Erkut Can Ben demedim, o dedi
HABERİ PAYLAŞ

Ben demedim, o dedi

“Her şeyin azı karar, çoğu zarardır. Üsluplarımız, en ağır eleştriyi yapabilecek kadar olabilmeli ama hiçbir zaman hakarete, küçültücü olmaya insanları aşağılamaya, alay etmeye yönelmemelidir.

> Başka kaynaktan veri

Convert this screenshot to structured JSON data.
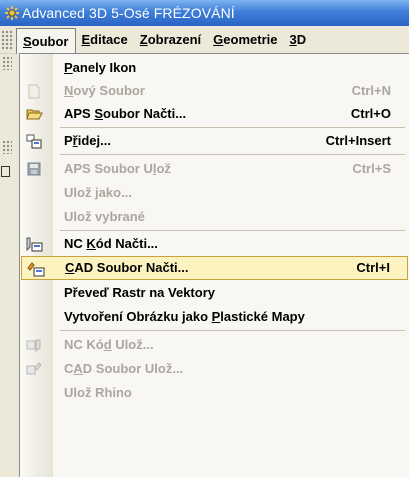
{
  "title": {
    "text": "Advanced 3D 5-Osé FRÉZOVÁNÍ",
    "icon": "app-gear-icon"
  },
  "menubar": {
    "items": [
      {
        "label": "Soubor",
        "mnemonic": "S",
        "active": true
      },
      {
        "label": "Editace",
        "mnemonic": "E"
      },
      {
        "label": "Zobrazení",
        "mnemonic": "Z"
      },
      {
        "label": "Geometrie",
        "mnemonic": "G"
      },
      {
        "label": "3D",
        "mnemonic": "3"
      }
    ]
  },
  "menu": {
    "items": [
      {
        "id": "panely",
        "label": "Panely Ikon",
        "shortcut": "",
        "enabled": true,
        "icon": ""
      },
      {
        "id": "novy",
        "label": "Nový Soubor",
        "shortcut": "Ctrl+N",
        "enabled": false,
        "icon": "new-file-icon"
      },
      {
        "id": "aps_nacti",
        "label": "APS Soubor Načti...",
        "shortcut": "Ctrl+O",
        "enabled": true,
        "icon": "open-folder-icon"
      },
      {
        "id": "pridej",
        "label": "Přidej...",
        "shortcut": "Ctrl+Insert",
        "enabled": true,
        "icon": "add-file-icon"
      },
      {
        "id": "aps_uloz",
        "label": "APS Soubor Ulož",
        "shortcut": "Ctrl+S",
        "enabled": false,
        "icon": "save-disk-icon"
      },
      {
        "id": "uloz_jako",
        "label": "Ulož jako...",
        "shortcut": "",
        "enabled": false,
        "icon": ""
      },
      {
        "id": "uloz_vybrane",
        "label": "Ulož vybrané",
        "shortcut": "",
        "enabled": false,
        "icon": ""
      },
      {
        "id": "nc_nacti",
        "label": "NC Kód Načti...",
        "shortcut": "",
        "enabled": true,
        "icon": "nc-load-icon"
      },
      {
        "id": "cad_nacti",
        "label": "CAD Soubor Načti...",
        "shortcut": "Ctrl+I",
        "enabled": true,
        "icon": "cad-load-icon",
        "highlighted": true
      },
      {
        "id": "prevod",
        "label": "Převeď Rastr na Vektory",
        "shortcut": "",
        "enabled": true,
        "icon": ""
      },
      {
        "id": "vytvoreni",
        "label": "Vytvoření Obrázku jako Plastické Mapy",
        "shortcut": "",
        "enabled": true,
        "icon": ""
      },
      {
        "id": "nc_uloz",
        "label": "NC Kód Ulož...",
        "shortcut": "",
        "enabled": false,
        "icon": "nc-save-icon"
      },
      {
        "id": "cad_uloz",
        "label": "CAD Soubor Ulož...",
        "shortcut": "",
        "enabled": false,
        "icon": "cad-save-icon"
      },
      {
        "id": "rhino",
        "label": "Ulož Rhino",
        "shortcut": "",
        "enabled": false,
        "icon": ""
      }
    ]
  },
  "colors": {
    "titlebar": "#2a63c4",
    "menubar": "#ece9d8",
    "highlight_bg": "#fdf3c0",
    "highlight_border": "#c9a23a",
    "disabled_text": "#a9a79e"
  }
}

Bunu kim yaparsa yanlış yapar. Çünkü tarz sokağa, vatandaşa yansır. Türkiye şimdi böyle bir cinnetin içinde maalesef. Eline levyeyi alan kafaya indiriyor, bıçağı alan saldırıyor, tabancayı, pompalıyı alan birbirinin üstüne boşaltıyor.

Bütün bunlar Türkiye’nin büyük kabusu oldu. İnsanlar her yönden mutedil olmalıdır. Her şeyin iyisi vasat, orta olanıdır.” Yukarıdaki sözler bana ait değil, ona ait. Siyasi hayatı içinde kibarlığı, dili ile hepimizin hafızasında yer eden Bülent Arınç’a ait. 3 dönem kuralından dolayı Meclis dışında kalacak bu mutedil adamı özleyeceğiz.

Haberin Devamı

Tebessümü, ses tonu ve gözyaşı ile.

Türk olmak demek

Arabayı her yere park edebilmektir.

Çatalın kenarını bıçak yerine kullanmaktır.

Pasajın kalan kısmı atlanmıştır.